Very large number of fields in Index leading to slow index rate


(anand dubey) #1

hi all,

I have to store some 60 million+ documents in elasticsearch. I am using bulkprocessor in JAVA api with Transport Client in Elasticsearch 5.3.1. I have tried indexing fixed number of fields (around 200) and able to achieve a speed of 10k documents/second.
The challenge i am facing is that there are many unique fields which are dynamic (around 3-4 lakhs) in my data. I have done following till now:

  1. Used different bulk sizes. (from 100-1000).
  2. Used varying number of threads (2 to 15).
  3. Increased "indices.memory.index_buffer_size" from 10% to 25% of java heap memory.
  4. Increasing "thread_pool.bulk.queue_size" to 5000.
  5. I am using refresh_interval of 30sec.
  6. JVM heap memory for each node is 18 GB out of 32 GB.
  7. I have kept number of replicas as '1'. The reason is if JVM heap size overshoots and nodes go down then there will not be an issue in bringing cluster up as there will be data replication present in other nodes.
  8. I am clearing cache every 10 minutes.
  9. I tried setting "indices.store.throttle.type":"none", so that
    segmentation and merging wont happen at index time, but still not seeing
    any increase in index speed.

I am only able to see an index speed of 100 documents / second. Need someone to guide further on this.


(Christian Dahlqvist) #2

Every new field that is encountered need to get a mapping defined dynamically and be added to the cluster state, which then need to be propagated across the cluster. This is single threaded, meaning that adding a large number of dynamic fields will be slow. Having that many dynamic fields will be problematic, which is why Elasticsearch at least from 5.x is limiting the number of fields an index can hold. This is often referred to as mapping explosion, and should be avoided. Why do you have so many unique fields? Can the data be modelled some other and more efficient way?


(anand dubey) #3

hi Christian,

Thanks for the quick reply. I have a lot of products like that in amazon, for which if i take attributes across different product categories (like clothes/shoes/furniture/electronics) it easily crosses 1000. Also i want to store the fields both as text and keyword, so that i can do aggregation on them for analytics. Can you advise on how to store such data in elasticsearch?


(Christian Dahlqvist) #4

How do you want to query/aggregate against these sparse fields? How are you going to use the data?


(anand dubey) #5

Aggregation can be based on any random field for example, if i need to get all blue products in amazon, i will search for "color":"blue" or if i want all 32'' tv's, i will give some filter as "dimention":"32".
Please let me know if i am not making myself clear.


(Christian Dahlqvist) #6

I do unfortunately not have any good suggestions, so will have to leave it to the rest of the community....


(anand dubey) #7

thanks anyways


(Mark Harwood) #8

I am aware of one user who ran into this problem when running a large multi-tenancy solution where thousands of their customers shared a physical index.
Rather than allowing each customer to invent unique fieldnames they opted for a physical index with fixed banks of fields with reserved field names e.g. string1, string2, float1, float2. They then had a layer in the application tier that translated e.g. customer X 's logical field they call "dimension" is mapped to physical field "int7" while customer Z may use that field to store price info.

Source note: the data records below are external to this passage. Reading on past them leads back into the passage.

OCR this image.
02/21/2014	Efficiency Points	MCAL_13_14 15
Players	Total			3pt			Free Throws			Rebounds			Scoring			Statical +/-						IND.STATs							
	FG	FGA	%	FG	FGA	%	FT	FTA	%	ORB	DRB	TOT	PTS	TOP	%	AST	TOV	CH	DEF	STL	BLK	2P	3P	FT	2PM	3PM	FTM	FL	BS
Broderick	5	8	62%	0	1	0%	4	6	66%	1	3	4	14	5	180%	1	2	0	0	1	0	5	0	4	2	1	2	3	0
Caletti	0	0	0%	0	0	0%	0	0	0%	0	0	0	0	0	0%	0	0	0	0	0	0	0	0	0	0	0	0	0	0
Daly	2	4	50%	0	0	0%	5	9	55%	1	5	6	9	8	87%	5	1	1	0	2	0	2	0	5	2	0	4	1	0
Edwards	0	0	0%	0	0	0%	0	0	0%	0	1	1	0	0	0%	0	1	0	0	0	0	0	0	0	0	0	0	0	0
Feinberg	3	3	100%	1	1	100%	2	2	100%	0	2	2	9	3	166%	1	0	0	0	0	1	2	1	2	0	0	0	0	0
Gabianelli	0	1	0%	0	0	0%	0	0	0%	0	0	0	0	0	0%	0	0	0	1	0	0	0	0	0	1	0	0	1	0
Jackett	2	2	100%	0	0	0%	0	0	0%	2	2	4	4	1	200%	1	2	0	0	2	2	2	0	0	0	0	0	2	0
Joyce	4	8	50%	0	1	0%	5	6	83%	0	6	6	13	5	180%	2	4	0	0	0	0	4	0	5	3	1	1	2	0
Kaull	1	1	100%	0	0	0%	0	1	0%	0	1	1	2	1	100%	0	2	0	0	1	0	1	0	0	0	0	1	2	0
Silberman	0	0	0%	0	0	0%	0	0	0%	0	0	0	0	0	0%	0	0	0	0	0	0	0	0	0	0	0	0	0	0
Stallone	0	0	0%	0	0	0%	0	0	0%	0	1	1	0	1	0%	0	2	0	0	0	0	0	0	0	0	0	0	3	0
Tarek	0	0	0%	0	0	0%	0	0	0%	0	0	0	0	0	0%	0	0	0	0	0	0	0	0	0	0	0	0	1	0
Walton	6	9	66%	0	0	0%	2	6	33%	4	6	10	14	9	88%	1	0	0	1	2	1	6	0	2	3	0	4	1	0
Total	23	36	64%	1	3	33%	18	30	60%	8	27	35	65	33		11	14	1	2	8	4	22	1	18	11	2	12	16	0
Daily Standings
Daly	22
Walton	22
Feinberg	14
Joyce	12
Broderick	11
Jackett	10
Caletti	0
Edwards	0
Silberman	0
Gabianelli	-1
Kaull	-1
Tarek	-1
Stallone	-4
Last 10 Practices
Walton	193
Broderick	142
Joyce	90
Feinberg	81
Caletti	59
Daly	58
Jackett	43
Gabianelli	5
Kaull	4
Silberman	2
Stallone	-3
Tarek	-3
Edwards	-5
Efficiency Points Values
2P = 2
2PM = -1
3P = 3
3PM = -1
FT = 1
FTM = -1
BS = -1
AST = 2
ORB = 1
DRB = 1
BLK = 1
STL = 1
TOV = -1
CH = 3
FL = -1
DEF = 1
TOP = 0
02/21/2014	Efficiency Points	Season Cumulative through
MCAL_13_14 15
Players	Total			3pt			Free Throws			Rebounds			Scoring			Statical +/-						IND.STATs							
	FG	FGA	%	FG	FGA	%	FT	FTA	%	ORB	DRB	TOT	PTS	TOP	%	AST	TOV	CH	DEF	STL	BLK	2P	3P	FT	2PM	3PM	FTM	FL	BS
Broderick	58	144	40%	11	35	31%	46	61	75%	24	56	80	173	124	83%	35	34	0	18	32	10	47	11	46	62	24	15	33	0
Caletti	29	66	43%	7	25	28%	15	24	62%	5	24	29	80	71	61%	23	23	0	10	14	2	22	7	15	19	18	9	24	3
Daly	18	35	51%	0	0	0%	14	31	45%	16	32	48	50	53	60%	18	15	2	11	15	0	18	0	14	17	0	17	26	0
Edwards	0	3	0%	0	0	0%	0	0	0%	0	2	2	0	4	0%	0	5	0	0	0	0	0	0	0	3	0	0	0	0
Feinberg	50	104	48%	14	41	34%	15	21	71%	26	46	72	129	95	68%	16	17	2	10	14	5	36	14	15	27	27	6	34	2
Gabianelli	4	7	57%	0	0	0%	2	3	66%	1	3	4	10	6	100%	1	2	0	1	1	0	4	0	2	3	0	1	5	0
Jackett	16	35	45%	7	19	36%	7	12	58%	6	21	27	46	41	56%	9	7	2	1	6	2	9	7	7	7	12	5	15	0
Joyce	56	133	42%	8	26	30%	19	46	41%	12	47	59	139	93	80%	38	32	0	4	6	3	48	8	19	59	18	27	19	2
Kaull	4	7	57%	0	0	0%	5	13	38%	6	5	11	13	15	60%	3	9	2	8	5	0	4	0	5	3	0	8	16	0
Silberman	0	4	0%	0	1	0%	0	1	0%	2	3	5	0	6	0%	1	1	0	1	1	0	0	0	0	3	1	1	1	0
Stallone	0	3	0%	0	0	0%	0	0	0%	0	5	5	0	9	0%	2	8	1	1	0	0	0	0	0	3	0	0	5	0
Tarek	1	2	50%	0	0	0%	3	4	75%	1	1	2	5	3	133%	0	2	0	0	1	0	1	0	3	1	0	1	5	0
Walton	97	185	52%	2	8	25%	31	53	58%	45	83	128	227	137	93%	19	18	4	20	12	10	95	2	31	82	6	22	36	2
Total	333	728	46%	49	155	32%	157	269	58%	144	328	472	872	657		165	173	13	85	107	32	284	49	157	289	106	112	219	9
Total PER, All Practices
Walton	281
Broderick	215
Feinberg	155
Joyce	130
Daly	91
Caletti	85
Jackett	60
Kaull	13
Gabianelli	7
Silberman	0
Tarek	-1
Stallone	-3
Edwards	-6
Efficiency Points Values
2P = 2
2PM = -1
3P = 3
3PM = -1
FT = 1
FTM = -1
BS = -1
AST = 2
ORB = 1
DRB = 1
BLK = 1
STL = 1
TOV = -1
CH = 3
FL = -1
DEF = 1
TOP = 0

Less than ideal because it creates extra code in the application tier and only works if queries don't span types.


(anand dubey) #9

I don't think that will be possible for our requirement, since we want anyone to use kibana to perform aggregations on any field they want. So just wanted to check on feasibility/solution for this problem if anyone has succeeded in storing very large number of fields in elasticsearch.


(anand dubey) #10

After reading in different forums it seems the only logical way of doing it is to decide on a limited number of fields to be indexed instead of all fields. Also normalisation of similar fields is a challenge.
Anyone has any thoughts on this?


(anand dubey) #11

I am proceeding with keeping selected number of columns for aggregation in kibana and rest of dynamic fields i am just putting as an array under one column. It works well in searching with 60+ million products.


(system) #12

This topic was automatically closed 28 days after the last reply. New replies are no longer allowed.